Tri-partite network that integrates gene expression data from cancer cell-lines and patient tumors with drug response data for cancer cell lines. The network connects groups of patients, cell-lines, and drugs to suggest drugs for patients. Edges between patient groups and cell-lines are colored based on higher (red) or lower (green) expression correlation. Edges between cell-lines and drugs are colored based on higher (magenta/purple) to lower (cyan) drug sensitivity.

Fig. 6

Genes were ranked according to their significance of differential expression after transcription factor perturbation and this was scaled such that the most significant gene received a scaled rank of r=0 and the least significant gene has r=1. The scaled ranks of all genes associated with binding sites of the perturbed transcription factor in ENCODE experiments were identified and this process was repeated over 73 experiments in which transcription factor perturbations were followed by gene expression profiling, and the cumulative distribution D(r) was calculated.
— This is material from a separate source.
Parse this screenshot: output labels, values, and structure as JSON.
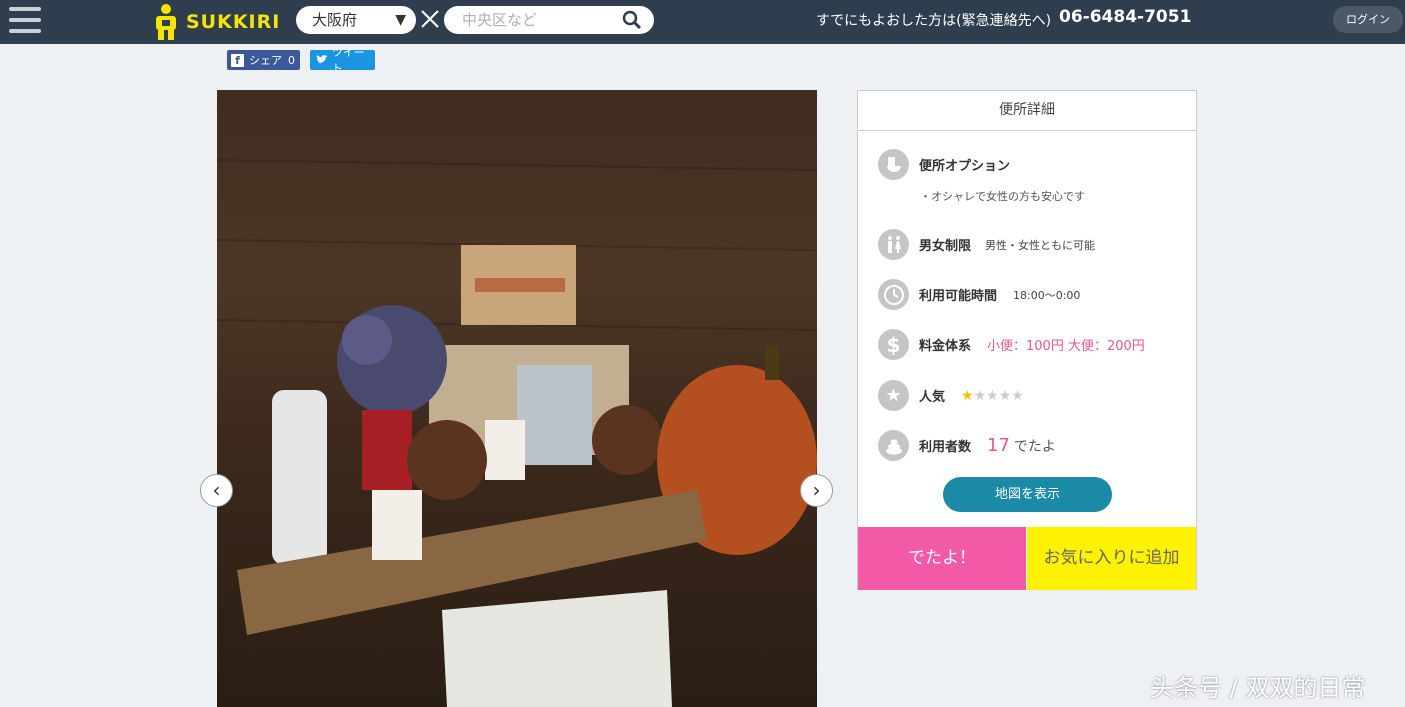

After subtracting the expected cumulative distribution in the cases of a random uniform distribution, corresponding to the null hypothesis of no enrichment of the genes associated with the perturbed transcription factor from the ENCODE data, we plot the cumulative distributions for each of the five differential expression approaches. In order to indicate the significance of the deviations form a uniform random distribution we also indicate the values scaled by the expected standard deviation ψ. Note that the greater the peak of the resulting curve, the greater priority the method assigns to genes associated with the perturbed transcription factor in independent ENCODE experiments.

Fig. 7

Two drug-drug similarity networks, one based on chemical structure and the other based on gene expression signatures, are used to predict a drug-drug similarity network that is based on shared side-effects. The R library ChemmineR was used to create the drug-drug similarity network based on structure (38). The simplified molecular-input line-entry system (SMILES) strings of 1,409 FDA-approved drugs were converted to a binary string representing 166 Molecular ACCess System (MACCS) structural elements of the drugs. Then, to create a drug-drug similarity network, Jaccard index was used to measure the overlap between shared structural elements for each pair of drugs. Gene expression data from the LINCS L1000 project were obtained from the CPC and CPD batches by selecting the most significant perturbation amongst all dosages, time points, and cell types for each compounds treatment based on the signature strength as defined by the documentation on the lincscloud.org web-site (‘distil_ss’ value). To create a drug-drug similarity network, the Pearson’s correlation coefficient was computed between all pairs of drugs applied to the expression values of the 978 landmark genes. The side-effect drug-drug similarity network was created from SIDER by first creating a gene-set library where the drugs are the terms and the side-effects are the set elements. The Sets2Networks algorithm (30) was used to compute similarity between drugs. The interactions between drugs were sorted and ROC curves were plotted based on matched interaction. To combine the L1000 and MACCS scores, the normalized scores were simply added.